Итак, Саулюкас продолжит рисовать очередной космический корабль, Рита — укладывать спать своих кукол, а я, уединившись в своей комнате, напишу несколько страниц задуманного рассказа.

— Если что понадобится, заходите, не стесняйтесь, — напомнил я ребятам и, помахав рукою, затворил за собой дверь.

Уселся за письменный стол, но сосредоточиться не удалось. Мысленно все время возвращался в соседскую комнату, к детям. Как-то они там одни? Что делают? Рисуют, играют, как собирались? А что, если им стало скучно? Если Саулюкас обижает Риту?

И зачем я столь легкомысленно согласился на просьбу соседки — приглядеть за ее малышами? Правда, только до вечера. А может, еще меньше, если их бабушка получила уже телеграмму и торопится к ним из деревни. Вот только папы Саулюкасу и Рите не приходится ждать — он у них геолог и уехал в экспедицию на все лето. Домой приезжает лишь в конце недели, на выходные. Значит, сейчас для ребят главный — я.

Снова вспомнил, что с утра не написал ни одной строчки. Неужели так и пролетит бестолку весь день?

Склоняюсь над чистым листом бумаги… К сожалению, ненадолго. В прихожей раздается перестук мелких шажков, доносится неразборчивый детский шепот. Наконец дверь моей комнаты, скрипнув, медленно приоткрывается.

— Это вы? — не оборачиваясь, спрашиваю я.

— Мы… — в один голос тянут малыши. А Саулюс добавляет: — Ритуте гулять хочется. Она уже уложила своих кукол. Спят. Можно ей во двор?

— А Саулюкас своих космонавтов нарисовал. И ракету, — добавляет Рита.

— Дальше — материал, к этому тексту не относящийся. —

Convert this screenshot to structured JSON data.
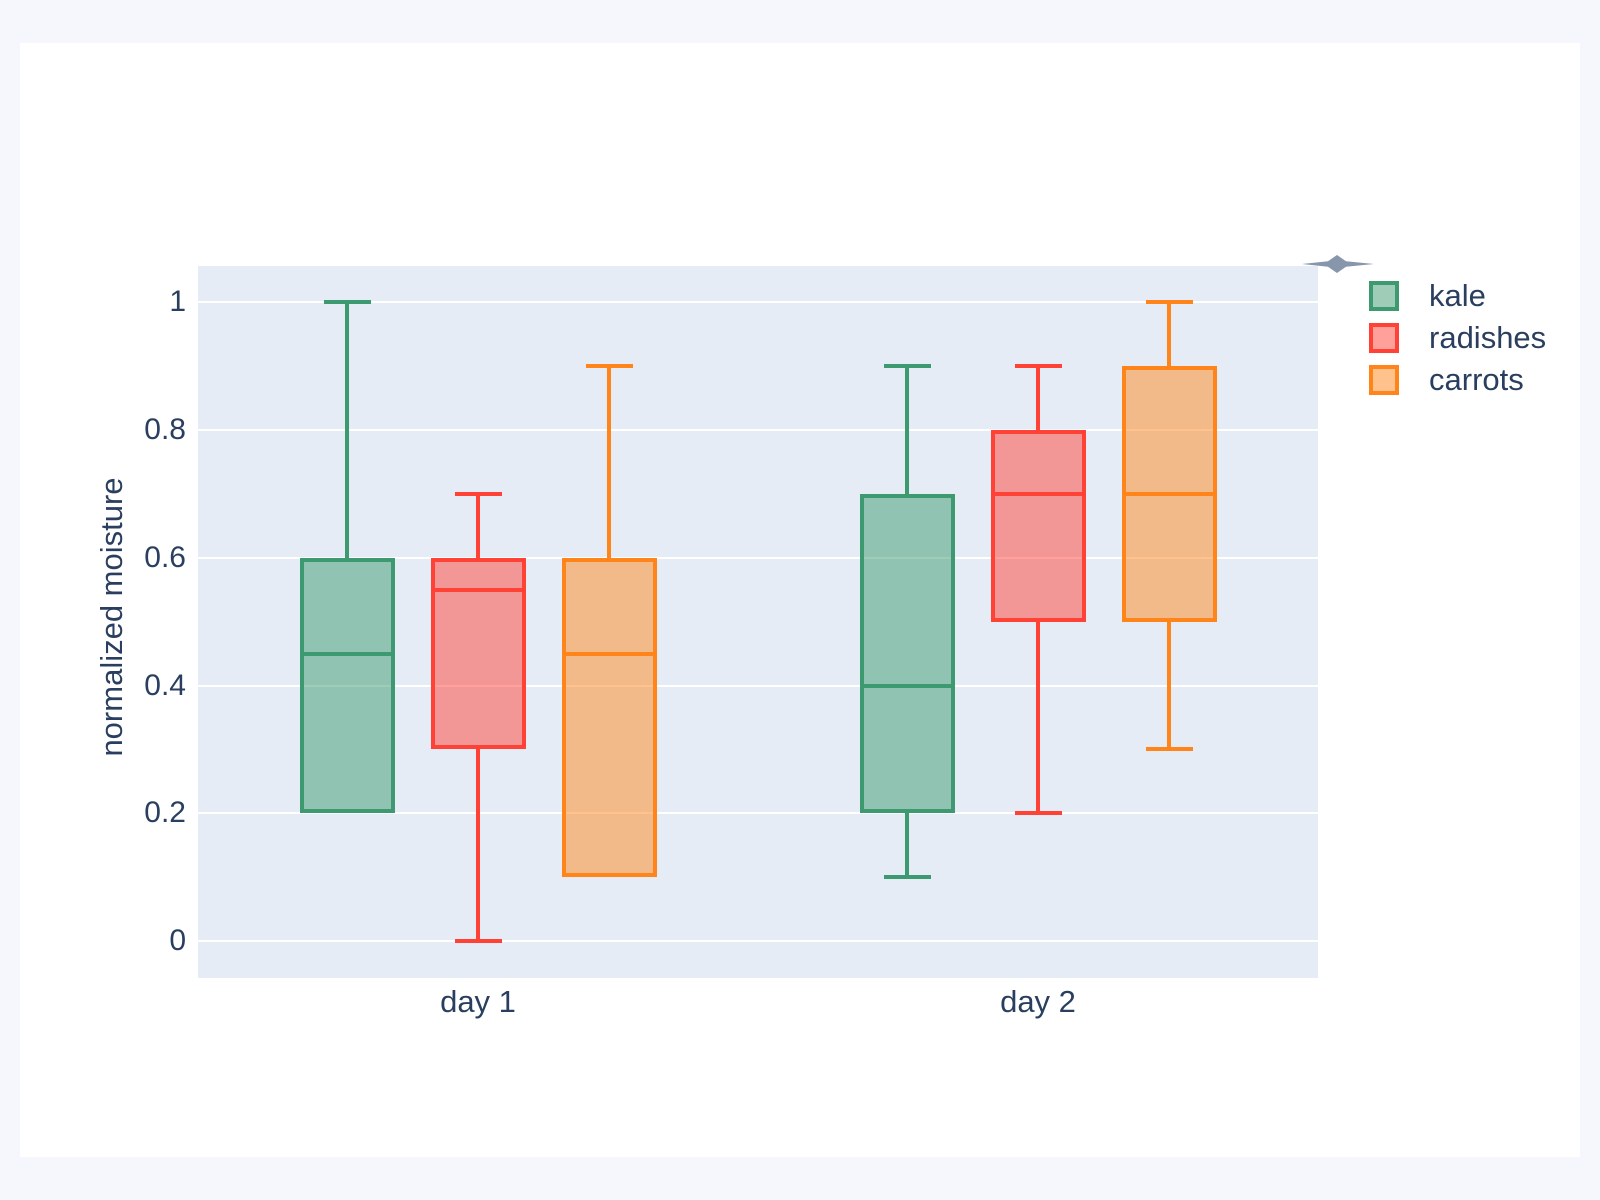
{
  "page": {
    "background": "#f6f7fd",
    "card_background": "#ffffff"
  },
  "chart": {
    "plot_background": "#e5ecf6",
    "grid_color": "#ffffff",
    "text_color": "#2a3f5f",
    "logo_color": "#8796ab",
    "logo_name": "plotly-dart"
  },
  "chart_data": {
    "type": "box",
    "title": "",
    "xlabel": "",
    "ylabel": "normalized moisture",
    "categories": [
      "day 1",
      "day 2"
    ],
    "yticks": [
      "0",
      "0.2",
      "0.4",
      "0.6",
      "0.8",
      "1"
    ],
    "ytick_values": [
      0,
      0.2,
      0.4,
      0.6,
      0.8,
      1
    ],
    "ylim": [
      -0.058,
      1.057
    ],
    "grid": true,
    "boxmode": "group",
    "legend_position": "top-right-outside",
    "series": [
      {
        "name": "kale",
        "color": "#3D9970",
        "fill_opacity": 0.5,
        "boxes": [
          {
            "category": "day 1",
            "min": 0.2,
            "q1": 0.2,
            "median": 0.45,
            "q3": 0.6,
            "max": 1.0
          },
          {
            "category": "day 2",
            "min": 0.1,
            "q1": 0.2,
            "median": 0.4,
            "q3": 0.7,
            "max": 0.9
          }
        ]
      },
      {
        "name": "radishes",
        "color": "#FF4136",
        "fill_opacity": 0.5,
        "boxes": [
          {
            "category": "day 1",
            "min": 0.0,
            "q1": 0.3,
            "median": 0.55,
            "q3": 0.6,
            "max": 0.7
          },
          {
            "category": "day 2",
            "min": 0.2,
            "q1": 0.5,
            "median": 0.7,
            "q3": 0.8,
            "max": 0.9
          }
        ]
      },
      {
        "name": "carrots",
        "color": "#FF851B",
        "fill_opacity": 0.5,
        "boxes": [
          {
            "category": "day 1",
            "min": 0.1,
            "q1": 0.1,
            "median": 0.45,
            "q3": 0.6,
            "max": 0.9
          },
          {
            "category": "day 2",
            "min": 0.3,
            "q1": 0.5,
            "median": 0.7,
            "q3": 0.9,
            "max": 1.0
          }
        ]
      }
    ]
  }
}
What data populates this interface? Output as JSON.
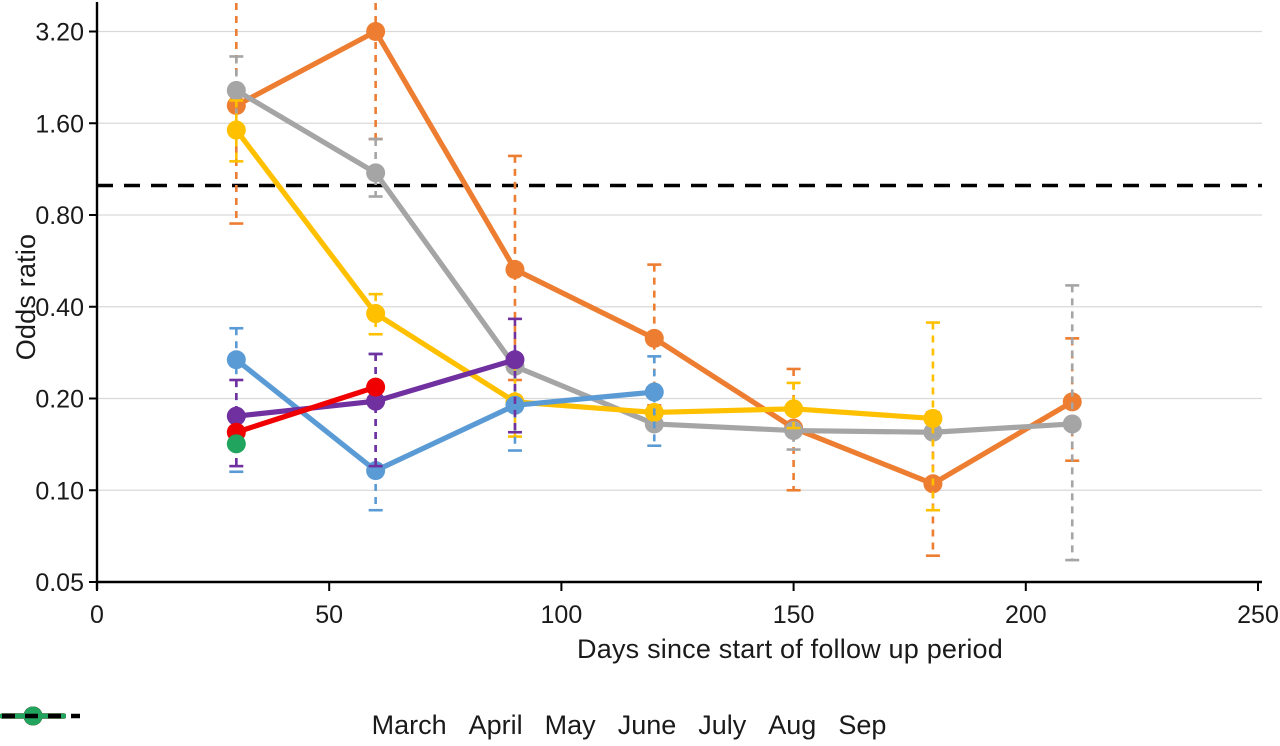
{
  "chart_data": {
    "type": "line",
    "title": "",
    "xlabel": "Days since start of follow up period",
    "ylabel": "Odds ratio",
    "x_ticks": [
      0,
      50,
      100,
      150,
      200,
      250
    ],
    "xlim": [
      0,
      250
    ],
    "y_scale": "log2",
    "y_ticks": [
      {
        "v": 3.2,
        "label": "3.20"
      },
      {
        "v": 1.6,
        "label": "1.60"
      },
      {
        "v": 0.8,
        "label": "0.80"
      },
      {
        "v": 0.4,
        "label": "0.40"
      },
      {
        "v": 0.2,
        "label": "0.20"
      },
      {
        "v": 0.1,
        "label": "0.10"
      },
      {
        "v": 0.05,
        "label": "0.05"
      }
    ],
    "ylim": [
      0.05,
      3.9
    ],
    "grid": true,
    "legend_position": "bottom",
    "reference_line": {
      "value": 1.0,
      "style": "dashed",
      "color": "#000000",
      "label": ""
    },
    "colors": {
      "grid": "#d9d9d9",
      "axis": "#000000",
      "text": "#1a1a1a"
    },
    "series": [
      {
        "name": "March",
        "color": "#ED7D31",
        "points": [
          {
            "x": 30,
            "y": 1.83,
            "lo": 0.75,
            "hi": 3.95
          },
          {
            "x": 60,
            "y": 3.2,
            "lo": 1.42,
            "hi": 3.95
          },
          {
            "x": 90,
            "y": 0.53,
            "lo": 0.23,
            "hi": 1.25
          },
          {
            "x": 120,
            "y": 0.315,
            "lo": 0.19,
            "hi": 0.55
          },
          {
            "x": 150,
            "y": 0.16,
            "lo": 0.1,
            "hi": 0.25
          },
          {
            "x": 180,
            "y": 0.105,
            "lo": 0.061,
            "hi": 0.18
          },
          {
            "x": 210,
            "y": 0.195,
            "lo": 0.125,
            "hi": 0.315
          }
        ]
      },
      {
        "name": "April",
        "color": "#A5A5A5",
        "points": [
          {
            "x": 30,
            "y": 2.05,
            "lo": 1.55,
            "hi": 2.65
          },
          {
            "x": 60,
            "y": 1.1,
            "lo": 0.92,
            "hi": 1.42
          },
          {
            "x": 90,
            "y": 0.255,
            "lo": null,
            "hi": null
          },
          {
            "x": 120,
            "y": 0.165,
            "lo": null,
            "hi": null
          },
          {
            "x": 150,
            "y": 0.157,
            "lo": 0.136,
            "hi": 0.185
          },
          {
            "x": 180,
            "y": 0.155,
            "lo": null,
            "hi": null
          },
          {
            "x": 210,
            "y": 0.165,
            "lo": 0.059,
            "hi": 0.47
          }
        ]
      },
      {
        "name": "May",
        "color": "#FFC000",
        "points": [
          {
            "x": 30,
            "y": 1.52,
            "lo": 1.2,
            "hi": 1.9
          },
          {
            "x": 60,
            "y": 0.38,
            "lo": 0.325,
            "hi": 0.44
          },
          {
            "x": 90,
            "y": 0.195,
            "lo": 0.15,
            "hi": 0.26
          },
          {
            "x": 120,
            "y": 0.18,
            "lo": null,
            "hi": null
          },
          {
            "x": 150,
            "y": 0.185,
            "lo": 0.16,
            "hi": 0.225
          },
          {
            "x": 180,
            "y": 0.172,
            "lo": 0.086,
            "hi": 0.355
          }
        ]
      },
      {
        "name": "June",
        "color": "#5B9BD5",
        "points": [
          {
            "x": 30,
            "y": 0.268,
            "lo": 0.115,
            "hi": 0.34
          },
          {
            "x": 60,
            "y": 0.116,
            "lo": 0.086,
            "hi": 0.28
          },
          {
            "x": 90,
            "y": 0.19,
            "lo": 0.135,
            "hi": 0.27
          },
          {
            "x": 120,
            "y": 0.21,
            "lo": 0.14,
            "hi": 0.275
          }
        ]
      },
      {
        "name": "July",
        "color": "#7030A0",
        "points": [
          {
            "x": 30,
            "y": 0.175,
            "lo": 0.12,
            "hi": 0.23
          },
          {
            "x": 60,
            "y": 0.196,
            "lo": 0.12,
            "hi": 0.28
          },
          {
            "x": 90,
            "y": 0.268,
            "lo": 0.155,
            "hi": 0.365
          }
        ]
      },
      {
        "name": "Aug",
        "color": "#F00000",
        "points": [
          {
            "x": 30,
            "y": 0.155,
            "lo": null,
            "hi": null
          },
          {
            "x": 60,
            "y": 0.218,
            "lo": null,
            "hi": null
          }
        ]
      },
      {
        "name": "Sep",
        "color": "#21A45D",
        "points": [
          {
            "x": 30,
            "y": 0.142,
            "lo": null,
            "hi": null
          }
        ]
      }
    ],
    "legend_extra_dashed_label": ""
  }
}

Ясно. Успели сговориться. А ведь мы условились, что выйдем погулять все втроем после обеда. Твердо договорились. И вот… Ведь еще всего одиннадцать часов, бумажный лист на моем столе по-прежнему чист, и я нерешительно поглядываю на две светловолосые пушистые головки.

— Мы недалеко, — словно угадав мои мысли, заверяет Саулюс.

— Прямо под нашими окнами погуляем, — поддерживает его Ритуте.

Хотя мне не совсем спокойно, но я не возражаю.

— Ладно. Если под окнами — ладно.

— И Аттила тоже с нами пойдет, можно? — спрашивает Саулюкас. Киваю, и шаги удаляются. Раздается радостное повизгивание Аттилы, хлопает дверь в прихожей.

Снова склоняюсь над рукописью, вздыхаю, тру виски, чтобы прогнать посторонние мысли. Постепенно возникает рабочее настроение. Значит, так…

Бывает, втянешься в писание и совершенно не замечаешь, как летят часы. Я и теперь не мог бы сказать, сколько времени прошло с тех пор, как отпустил я гулять соседских ребятишек, врученных мне под опеку их мамой. Помню лишь, что написал целых четыре страницы, а конца работы и видно еще не было.

И тут за окном — резкий автомобильный сигнал, пронзительный визг тормозов. Меня словно от сна разбудили — встряхнулся, кинулся к окну. Но услышал сердитый мужской голос на лестнице и испуганные детские всхлипы.

«Рита! Это же Рита плачет!» — обожгло меня. Бросился в прихожую, распахнул дверь и обмер: пожилой мужчина в кожаной шоферской фуражке держал за руку плачущую девочку.

— Ваша? — сердито спросил он.

— Нет… То есть, да! — растерянно промямлил я. — Соседская. Оставили, понимаете, на мое попечение, а я… Простите! Что-то случилось?